Think of Jolene, he told himself. Think of that god-awful morning when the bank came to take the ranch…
And, yessir. That helped to instantly cool his ardor. Because, not counting the day his father died, the day he lost the Lazy M was the worst of his entire, sorry life.
It’d been gone. Just like that. The land his ancestors had worked for three generations. The big, rambling house that had seen the births and deaths of his father, grandfather, and great-grandfather. The cattle herd he’d helped breed, brand, and build. All of it was taken from him in the blink of an eye. And all because the blessedly few extra pennies that had been in the ranch’s coffers had gone to finding Jolene…
Lawyers, private eyes…hell, even a former police detective had milked the estate dry. And then the inheritance taxes had come due, followed by a balloon mortgage payment, and that was that. Game over.
Aimless, set adrift when his entire world, his entire future, was snatched from him, he’d enrolled in the criminal justice program at Texas A&M. Four years later, he was accepted into the FBI Training Academy.
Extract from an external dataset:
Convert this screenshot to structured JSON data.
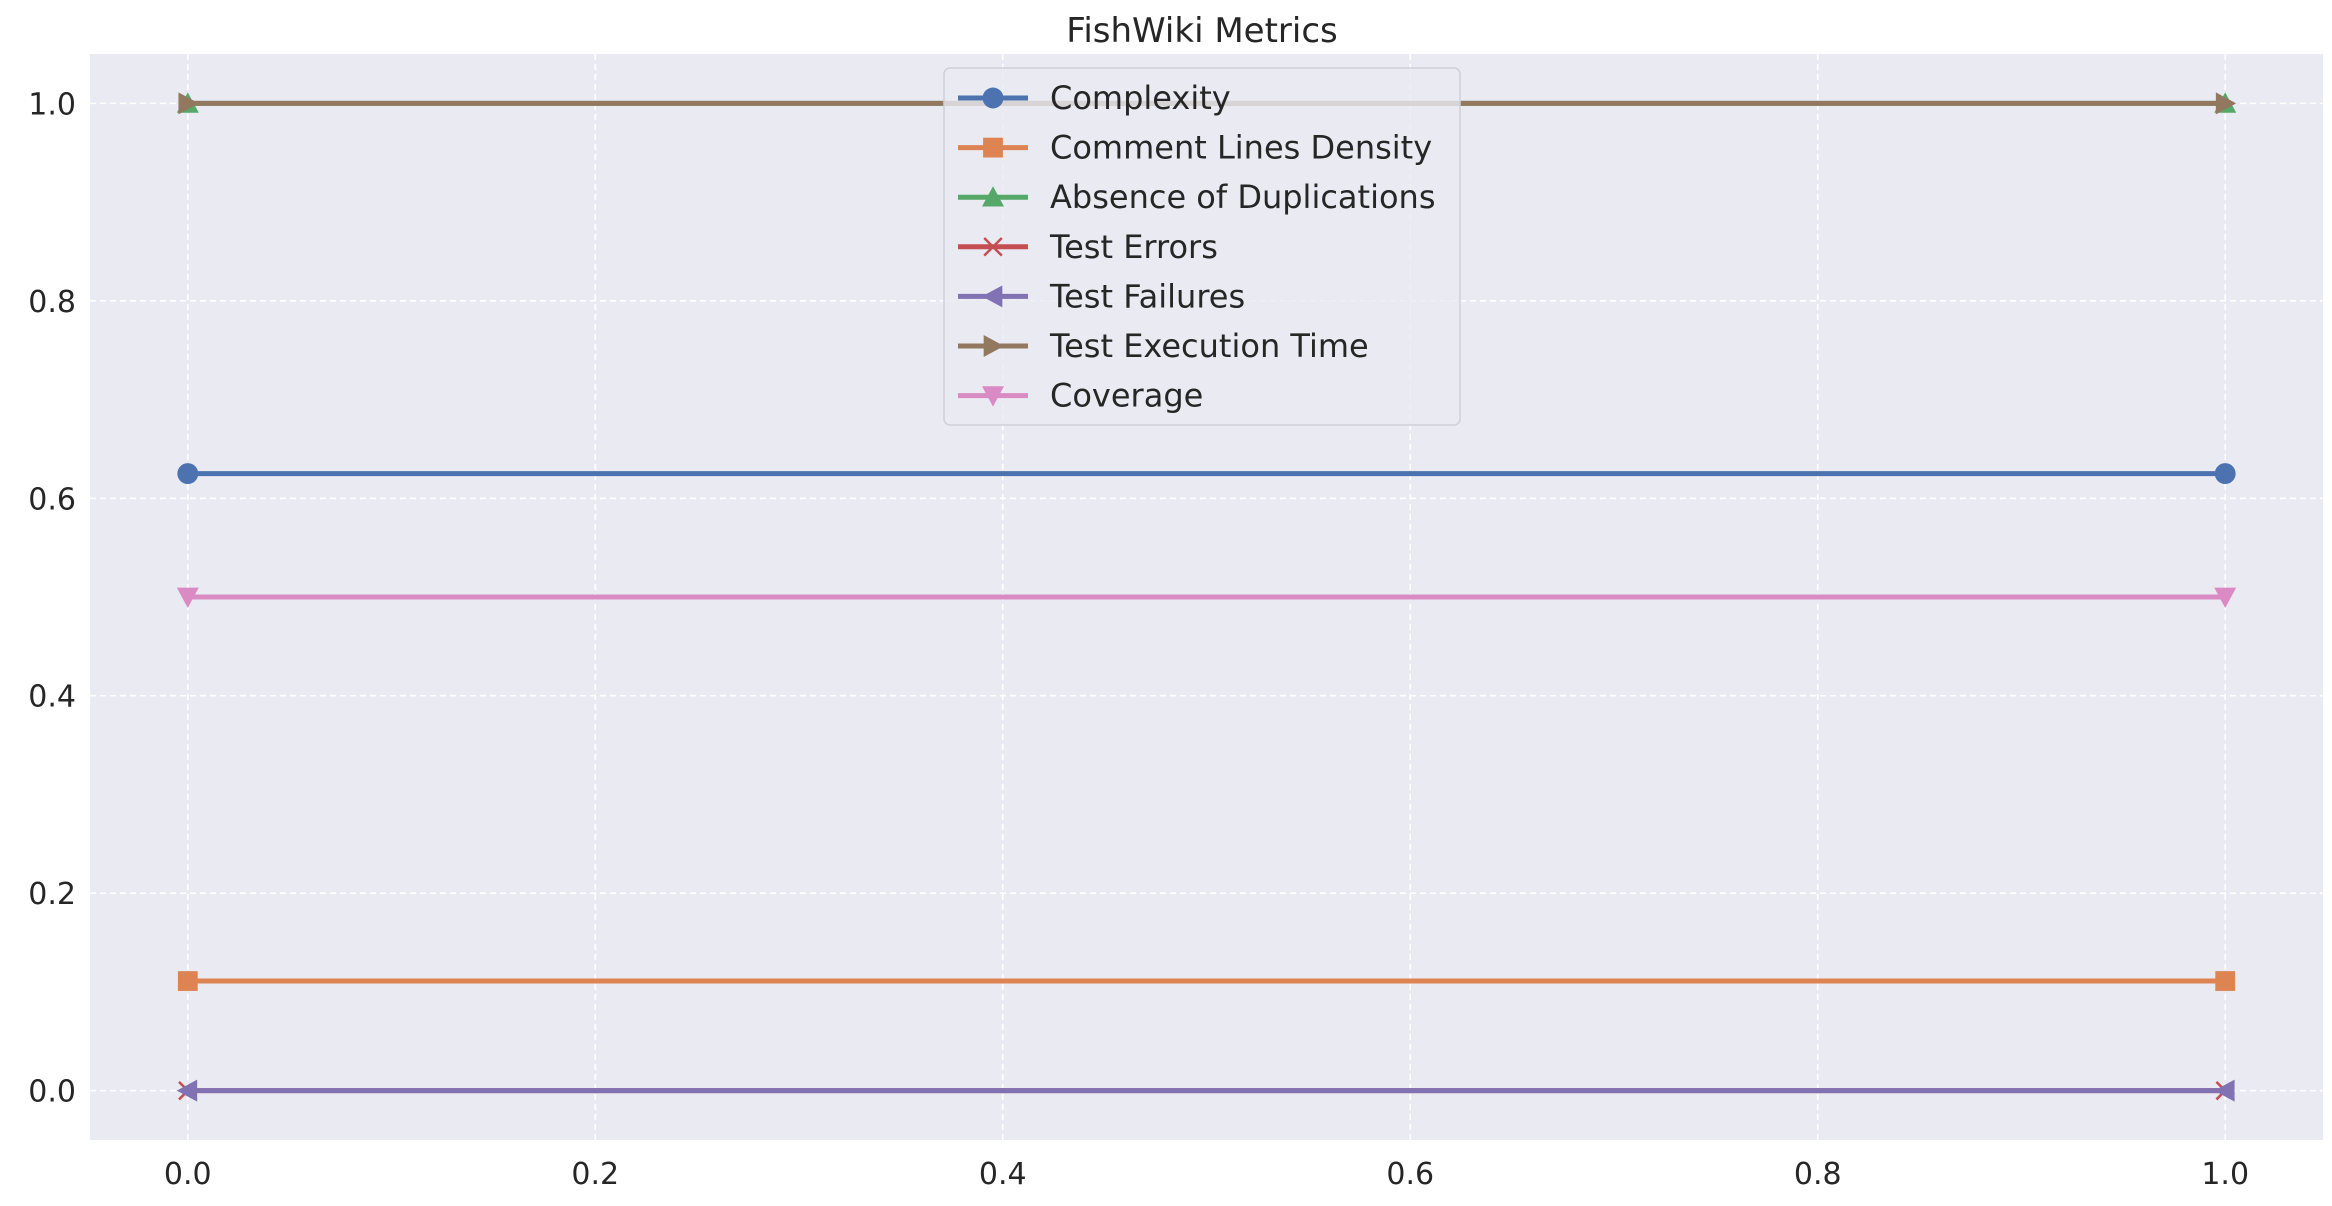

And a handful of years after that—thank you, U.S. government, for your zealous record keeping—he was the one to finally locate Jolene.
Living in California with some big shot movie executive, she was as lovely as he remembered. And even knowing what kind of woman she was—the kind to run out on her husband, her home, and…everything with only a simple Dear John letter reading I’m unhappy. I’m leaving—he’d still been amazed at how uncaring she’d been to learn he lost the ranch after his father’s death.
“Good riddance,” she’d told him. “That place was like a prison. I never hid how much I hated it.”
And that was true. If she’d expressed her loathing for the Lazy M once, she’d done it a thousand times.
“It was awful there. Endless days of housework, of staring out at boring ol’ fields and fat, smelly cattle,” she went on, tossing her long black hair over her shoulder. “I was the Belle of Lee County before the marriage. Did you know that?” Of course he knew that. It’s all she’d ever talked about. “I was respected and admired and invited to all the best parties.” Her blue eyes took on a dreamy, faraway expression before suddenly sharpening. “And then I moved out to the Lazy M.” Her top lip curled. “Where there were no parties. No people to respect or admire me. No excitement. No fun.” She shuddered dramatically, then turned her beautiful, vivacious smile on him. “So I did what was best for everyone and left.”